My first foray into fraud bored me senseless. I was sure I’d never work in that area again.
It was a hot summer in 2001, and I was sitting in a stuffy Edwardian converted office temping as a paralegal. The lawyer instructed me to review reams of ancient correspondence looking for connections between different construction firms. I asked why, and they snapped back, “It’s a pretty simple instruction; just do it.”
Fast-forward to now, and workplace manners seem a little better (in places), but investigations are all too often still treated like a knowledge power-play. I understand confidentiality. I get delegation. But you’re cooking up a mess if people don’t know the broad strokes.
Maybe you’ve seen those kitchen shows where Gordon Ramsay verbally abuses sweaty people in the name of light entertainment. Communication is a recurrent theme (or the lack thereof). Not communicating what you’re cooking in an investigation is like not telling chefs the dish.
“Chop the onions!”
“How?”
“It’s a pretty simple instruction.”
Preparing onions for a salad differs from pureeing them as a sauce base. In investigations, the nuance exists across various domains, including:
🚦 Objective – assess credibility, verify, understand impact, etc.
🚦 Driver(s) – internal complaint, regulatory action, dispute with external parties, etc.
🚦 What next – litigation (civil or criminal), internal disciplinary, information gathering, etc.

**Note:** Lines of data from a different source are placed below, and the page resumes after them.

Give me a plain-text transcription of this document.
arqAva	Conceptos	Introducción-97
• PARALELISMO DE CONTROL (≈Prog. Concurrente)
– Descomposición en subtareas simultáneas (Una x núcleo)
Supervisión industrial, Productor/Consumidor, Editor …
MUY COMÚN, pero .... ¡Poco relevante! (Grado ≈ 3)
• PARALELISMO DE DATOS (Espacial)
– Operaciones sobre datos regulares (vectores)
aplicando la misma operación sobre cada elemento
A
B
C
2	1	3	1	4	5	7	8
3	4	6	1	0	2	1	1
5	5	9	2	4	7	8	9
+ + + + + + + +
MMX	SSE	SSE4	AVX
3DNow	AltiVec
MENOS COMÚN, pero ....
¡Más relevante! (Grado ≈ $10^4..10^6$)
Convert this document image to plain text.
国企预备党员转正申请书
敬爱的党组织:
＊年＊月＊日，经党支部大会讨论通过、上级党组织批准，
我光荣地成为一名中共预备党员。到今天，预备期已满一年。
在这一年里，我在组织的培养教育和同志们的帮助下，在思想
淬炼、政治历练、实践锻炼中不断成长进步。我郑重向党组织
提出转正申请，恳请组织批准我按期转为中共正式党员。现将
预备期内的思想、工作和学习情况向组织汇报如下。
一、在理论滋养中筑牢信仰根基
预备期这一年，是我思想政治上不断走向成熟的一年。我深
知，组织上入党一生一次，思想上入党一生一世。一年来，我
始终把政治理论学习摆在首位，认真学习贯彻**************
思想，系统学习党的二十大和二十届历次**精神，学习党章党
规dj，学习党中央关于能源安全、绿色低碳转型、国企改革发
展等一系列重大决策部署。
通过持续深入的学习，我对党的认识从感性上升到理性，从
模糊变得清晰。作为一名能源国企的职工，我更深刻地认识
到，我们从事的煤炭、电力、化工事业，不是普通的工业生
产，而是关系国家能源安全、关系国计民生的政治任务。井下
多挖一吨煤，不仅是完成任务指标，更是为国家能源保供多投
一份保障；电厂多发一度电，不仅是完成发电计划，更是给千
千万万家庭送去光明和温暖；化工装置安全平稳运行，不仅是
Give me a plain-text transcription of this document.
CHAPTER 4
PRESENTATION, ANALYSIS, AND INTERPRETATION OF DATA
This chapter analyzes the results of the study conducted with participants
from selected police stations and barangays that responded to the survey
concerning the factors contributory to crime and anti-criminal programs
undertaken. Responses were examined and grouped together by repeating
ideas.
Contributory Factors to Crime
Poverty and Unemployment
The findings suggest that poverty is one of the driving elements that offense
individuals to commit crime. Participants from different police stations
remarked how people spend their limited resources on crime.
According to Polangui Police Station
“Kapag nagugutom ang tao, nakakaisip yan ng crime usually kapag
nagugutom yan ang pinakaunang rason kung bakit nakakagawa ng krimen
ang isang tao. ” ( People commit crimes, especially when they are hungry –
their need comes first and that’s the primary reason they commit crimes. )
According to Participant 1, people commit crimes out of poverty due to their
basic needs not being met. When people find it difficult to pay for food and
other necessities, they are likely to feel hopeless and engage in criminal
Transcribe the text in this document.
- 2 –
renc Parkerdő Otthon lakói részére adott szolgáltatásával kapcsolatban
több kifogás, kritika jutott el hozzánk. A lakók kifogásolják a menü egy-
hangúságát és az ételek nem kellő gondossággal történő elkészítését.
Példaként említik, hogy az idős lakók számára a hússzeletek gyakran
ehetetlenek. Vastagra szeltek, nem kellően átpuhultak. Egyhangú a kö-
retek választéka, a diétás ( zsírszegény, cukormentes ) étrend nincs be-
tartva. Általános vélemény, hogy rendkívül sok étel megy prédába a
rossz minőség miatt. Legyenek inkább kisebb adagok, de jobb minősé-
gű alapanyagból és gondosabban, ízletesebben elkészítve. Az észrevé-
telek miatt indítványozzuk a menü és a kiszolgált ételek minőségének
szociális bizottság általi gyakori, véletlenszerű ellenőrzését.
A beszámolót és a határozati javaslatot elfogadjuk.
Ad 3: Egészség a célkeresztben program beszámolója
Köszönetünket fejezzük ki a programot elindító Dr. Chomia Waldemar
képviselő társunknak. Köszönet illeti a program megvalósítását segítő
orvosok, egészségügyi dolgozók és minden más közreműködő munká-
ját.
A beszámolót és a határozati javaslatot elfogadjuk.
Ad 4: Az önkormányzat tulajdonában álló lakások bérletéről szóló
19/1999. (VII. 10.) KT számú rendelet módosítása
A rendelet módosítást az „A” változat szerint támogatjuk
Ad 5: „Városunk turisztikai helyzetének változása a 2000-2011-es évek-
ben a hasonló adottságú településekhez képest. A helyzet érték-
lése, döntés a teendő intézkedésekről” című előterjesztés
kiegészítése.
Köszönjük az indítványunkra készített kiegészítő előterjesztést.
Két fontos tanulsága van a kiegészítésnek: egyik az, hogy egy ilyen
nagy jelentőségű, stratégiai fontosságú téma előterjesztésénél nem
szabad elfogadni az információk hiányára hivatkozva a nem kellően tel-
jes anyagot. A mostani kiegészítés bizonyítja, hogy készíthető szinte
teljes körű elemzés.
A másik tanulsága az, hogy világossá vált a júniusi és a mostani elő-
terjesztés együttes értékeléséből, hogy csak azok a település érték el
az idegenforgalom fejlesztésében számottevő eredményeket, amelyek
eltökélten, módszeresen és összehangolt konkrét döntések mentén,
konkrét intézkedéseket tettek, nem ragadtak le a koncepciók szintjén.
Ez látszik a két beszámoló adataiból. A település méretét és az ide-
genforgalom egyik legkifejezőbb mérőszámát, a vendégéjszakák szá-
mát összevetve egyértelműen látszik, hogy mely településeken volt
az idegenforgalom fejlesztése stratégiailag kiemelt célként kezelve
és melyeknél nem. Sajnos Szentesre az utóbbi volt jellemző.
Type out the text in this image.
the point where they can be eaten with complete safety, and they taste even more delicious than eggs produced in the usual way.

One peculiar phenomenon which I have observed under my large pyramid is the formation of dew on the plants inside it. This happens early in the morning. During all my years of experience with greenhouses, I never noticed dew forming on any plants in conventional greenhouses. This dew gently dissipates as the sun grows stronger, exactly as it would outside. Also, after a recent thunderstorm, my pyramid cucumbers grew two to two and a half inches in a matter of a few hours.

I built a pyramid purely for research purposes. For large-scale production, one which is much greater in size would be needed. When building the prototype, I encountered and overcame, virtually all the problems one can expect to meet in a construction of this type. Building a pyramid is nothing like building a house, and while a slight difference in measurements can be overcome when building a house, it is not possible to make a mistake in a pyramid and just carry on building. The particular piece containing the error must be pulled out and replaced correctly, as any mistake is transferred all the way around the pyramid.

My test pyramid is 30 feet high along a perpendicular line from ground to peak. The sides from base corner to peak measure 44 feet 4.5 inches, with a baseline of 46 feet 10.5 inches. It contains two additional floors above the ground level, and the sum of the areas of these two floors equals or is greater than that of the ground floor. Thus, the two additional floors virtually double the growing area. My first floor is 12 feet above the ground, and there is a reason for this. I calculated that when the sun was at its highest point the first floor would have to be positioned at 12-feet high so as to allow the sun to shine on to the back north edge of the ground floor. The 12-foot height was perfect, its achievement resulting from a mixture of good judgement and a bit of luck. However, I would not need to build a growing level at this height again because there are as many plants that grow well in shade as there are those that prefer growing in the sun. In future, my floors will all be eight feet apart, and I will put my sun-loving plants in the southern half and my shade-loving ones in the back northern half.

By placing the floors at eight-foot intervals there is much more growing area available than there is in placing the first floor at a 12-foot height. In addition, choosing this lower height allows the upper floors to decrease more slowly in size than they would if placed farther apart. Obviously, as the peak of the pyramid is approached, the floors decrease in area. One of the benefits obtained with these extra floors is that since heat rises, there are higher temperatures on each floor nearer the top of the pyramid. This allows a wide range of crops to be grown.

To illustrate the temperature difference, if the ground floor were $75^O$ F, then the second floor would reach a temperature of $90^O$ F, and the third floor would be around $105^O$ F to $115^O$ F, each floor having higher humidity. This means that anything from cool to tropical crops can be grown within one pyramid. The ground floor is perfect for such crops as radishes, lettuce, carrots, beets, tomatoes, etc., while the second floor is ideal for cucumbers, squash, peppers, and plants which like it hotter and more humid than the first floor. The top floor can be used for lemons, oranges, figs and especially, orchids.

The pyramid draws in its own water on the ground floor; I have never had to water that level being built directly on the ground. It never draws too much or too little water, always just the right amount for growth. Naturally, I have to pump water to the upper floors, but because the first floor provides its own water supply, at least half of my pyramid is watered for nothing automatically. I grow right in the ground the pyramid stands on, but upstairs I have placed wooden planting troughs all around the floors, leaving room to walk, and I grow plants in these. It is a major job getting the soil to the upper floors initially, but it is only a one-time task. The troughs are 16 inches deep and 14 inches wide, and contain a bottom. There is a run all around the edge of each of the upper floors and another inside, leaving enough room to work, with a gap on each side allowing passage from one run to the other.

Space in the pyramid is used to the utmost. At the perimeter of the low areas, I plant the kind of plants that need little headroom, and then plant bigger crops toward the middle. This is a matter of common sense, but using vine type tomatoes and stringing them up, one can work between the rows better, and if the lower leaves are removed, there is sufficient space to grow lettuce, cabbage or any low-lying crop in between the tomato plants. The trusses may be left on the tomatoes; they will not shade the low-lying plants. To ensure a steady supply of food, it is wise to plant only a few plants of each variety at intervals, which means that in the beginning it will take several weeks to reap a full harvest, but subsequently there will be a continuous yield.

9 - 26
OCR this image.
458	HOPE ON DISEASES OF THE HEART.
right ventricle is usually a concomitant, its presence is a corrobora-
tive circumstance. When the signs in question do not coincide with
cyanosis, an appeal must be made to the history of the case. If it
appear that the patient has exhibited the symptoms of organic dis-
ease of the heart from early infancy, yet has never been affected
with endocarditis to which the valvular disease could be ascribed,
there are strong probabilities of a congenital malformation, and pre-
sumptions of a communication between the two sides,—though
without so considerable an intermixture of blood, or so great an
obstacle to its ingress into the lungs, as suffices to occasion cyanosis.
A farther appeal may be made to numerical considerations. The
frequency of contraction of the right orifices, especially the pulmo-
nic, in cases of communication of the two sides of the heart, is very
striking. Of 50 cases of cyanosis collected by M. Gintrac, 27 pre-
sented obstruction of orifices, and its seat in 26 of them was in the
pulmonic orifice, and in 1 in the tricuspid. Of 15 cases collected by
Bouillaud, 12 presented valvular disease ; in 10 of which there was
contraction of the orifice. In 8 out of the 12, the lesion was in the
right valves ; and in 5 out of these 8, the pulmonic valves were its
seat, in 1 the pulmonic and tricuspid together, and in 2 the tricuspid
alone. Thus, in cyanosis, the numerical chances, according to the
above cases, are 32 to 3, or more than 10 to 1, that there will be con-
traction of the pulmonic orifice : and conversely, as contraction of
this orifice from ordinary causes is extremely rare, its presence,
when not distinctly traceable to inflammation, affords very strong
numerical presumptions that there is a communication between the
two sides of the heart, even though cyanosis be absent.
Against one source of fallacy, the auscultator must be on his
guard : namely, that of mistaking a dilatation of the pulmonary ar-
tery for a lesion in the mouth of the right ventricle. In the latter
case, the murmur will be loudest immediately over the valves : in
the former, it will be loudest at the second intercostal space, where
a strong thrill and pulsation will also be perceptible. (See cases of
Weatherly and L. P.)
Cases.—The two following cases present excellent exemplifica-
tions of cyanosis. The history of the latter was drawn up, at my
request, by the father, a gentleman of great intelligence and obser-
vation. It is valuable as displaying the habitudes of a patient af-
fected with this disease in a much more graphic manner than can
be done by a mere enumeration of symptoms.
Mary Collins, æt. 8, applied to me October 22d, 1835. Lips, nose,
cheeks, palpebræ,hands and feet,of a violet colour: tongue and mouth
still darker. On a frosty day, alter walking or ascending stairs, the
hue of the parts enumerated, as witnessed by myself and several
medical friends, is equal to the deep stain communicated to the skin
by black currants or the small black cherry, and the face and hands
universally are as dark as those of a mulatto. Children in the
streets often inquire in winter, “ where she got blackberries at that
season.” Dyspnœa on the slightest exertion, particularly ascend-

Presumably, we all (want to) hire smart people. When we provide the basic information about why they’re being asked to do X or Y, they will often go above and beyond. They create masterful dishes, communicating with other chefs. Yes, you can keep some distance between teams (fish station, sauces, etc.), but they need to know (roughly) how the service comes together. This sounds like statements of the blindingly obvious, but investigations are more often tightly held. Like secrets. And just as leaky.
The problem with this – aside from suboptimal performance – is rumours and mistruths spread in communication vacuums.
If we want better investigative outcomes, think like head chefs, not territorial legal partners.